Katherine stepped back and considered the work she and Wrinkleton had done here. A kind of bittersweet wistfulness filled her heart. How very odd to consider that these masterpieces were done by the woman who’d earned Jasper’s love, and that they should hang here forgotten and forlorn for none to see.

She meandered over to the corner of the explosion of roses and studied the fabric. A chill stole through her as she considered that the other woman’s fingers had handled the piece. It served as a stark reminder that Katherine was nothing more than an interloper on what had been a true marriage between Jasper and Lydia, his true duchess.

Her gaze climbed up the product and settled on the vicious thorns upon the fuchsia rose bush. She angled her head. How very out of place those vicious points were. Mayhap sewn there by the other woman to remind whichever woman who entered these halls of the danger in expecting affection from the duke.

The greenish-black thorn blurred before her eyes, and with a frustrated sense of shock, Katherine realized that tears threatened to spill. She blinked them back. She’d not shed a tear since her father had died and left their lives in utter shambles. Now, since she’d met Jasper Waincourt, the 8th Duke of Bainbridge, he’d turned her into a veritable watering pot.
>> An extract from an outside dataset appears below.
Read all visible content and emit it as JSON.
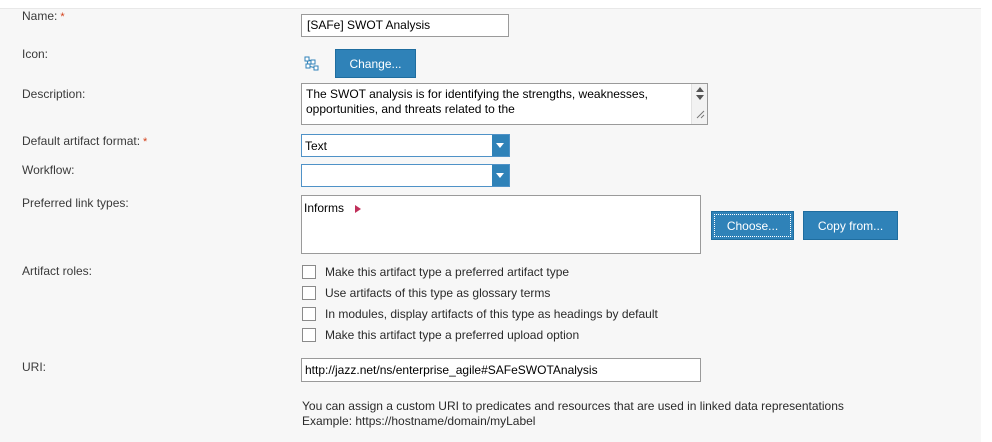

A white kerchief dangled before her, and she stiffened, accepting the silent offering from Wrinkleton. She discreetly, dabbed at her eyes. Taking a steady, controlled breath, she looked to the butler.

“Now, is there perchance a footman who might assist me?”
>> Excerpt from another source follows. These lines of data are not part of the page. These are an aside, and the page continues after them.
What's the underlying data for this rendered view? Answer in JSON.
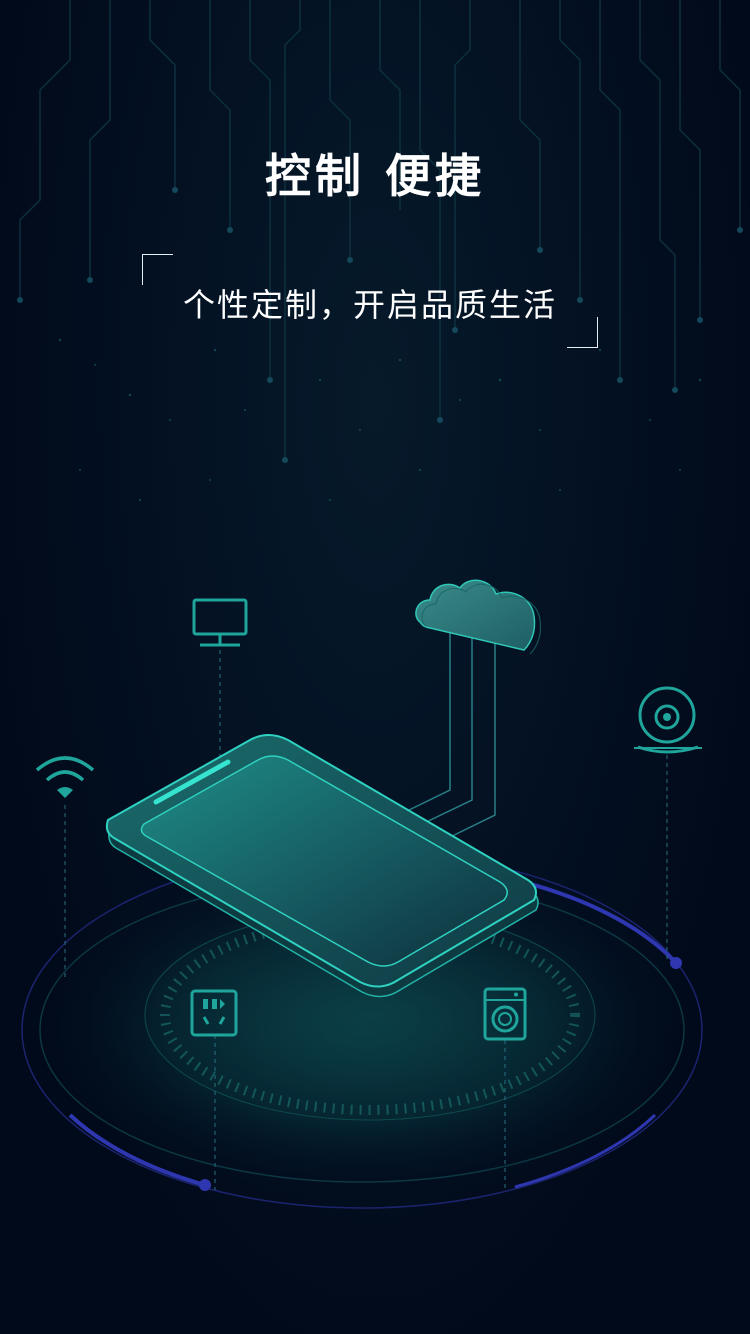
{
  "header": {
    "title": "控制 便捷",
    "subtitle": "个性定制，开启品质生活"
  },
  "illustration": {
    "icons": [
      "monitor-icon",
      "cloud-icon",
      "webcam-icon",
      "wifi-icon",
      "socket-icon",
      "washing-machine-icon",
      "smartphone-icon"
    ],
    "colors": {
      "background": "#010a1a",
      "teal": "#1fb5a8",
      "teal_dark": "#0f4a52",
      "ring": "#2a2fa0",
      "line": "#1d5a66"
    }
  }
}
Jasper tapped the tip of his pen in a distracted rhythm atop the surface of his mahogany desk. The click-click-click-click of the pen meeting wood uncharacteristically loud in the quiet of his office.

His steward had left him several hours ago.

He paused, mid-movement, the pen suspended above the surface of the desk.

Jasper suspected he’d offended his wife’s sensibilities with his clear articulation of the expectations for their union    . She’d not joined him to break her fast, and had remained conspicuously absent.

He tossed his pen down and leaned back in his chair. The leather creaked in protest.

Jasper did not care for what change his actions had wrought upon his wife. The Katherine he knew since he’d first pulled her free from the Thames had a vibrant spirit that could not be quashed, and yet in the matter of her forty-eight hours and handful of minutes since she’d become his duchess, she’d closeted herself away in her chambers and not come out.

And he didn’t like her absence from his life.

Rather, he detested it.

His gaze strayed over to the wide floor-length windows along the back wall of his office. The grayish-white sky perfectly suited his mood.

He swiped a hand across his face.

He might not want a marriage in the true sense with his spirited wife, but neither did she deserve his recent callous treatment. With her absence, she made him feel…feel…guilty. And he didn’t like to be made to feel guilty. Or feel anything, for that matter. With a growl, Jasper surged to his feet. He’d done a formidable job of separating himself from the thoughts and feelings of those around him.

Then Katherine stumbled into his life, literally stumbled, if one considered their meeting at the Frost Fair and in one fateful meeting, she’d thrown his world into upheaval.

Jasper wrenched the door open, and stormed through the entrance. He marched with deliberate steps toward her chambers.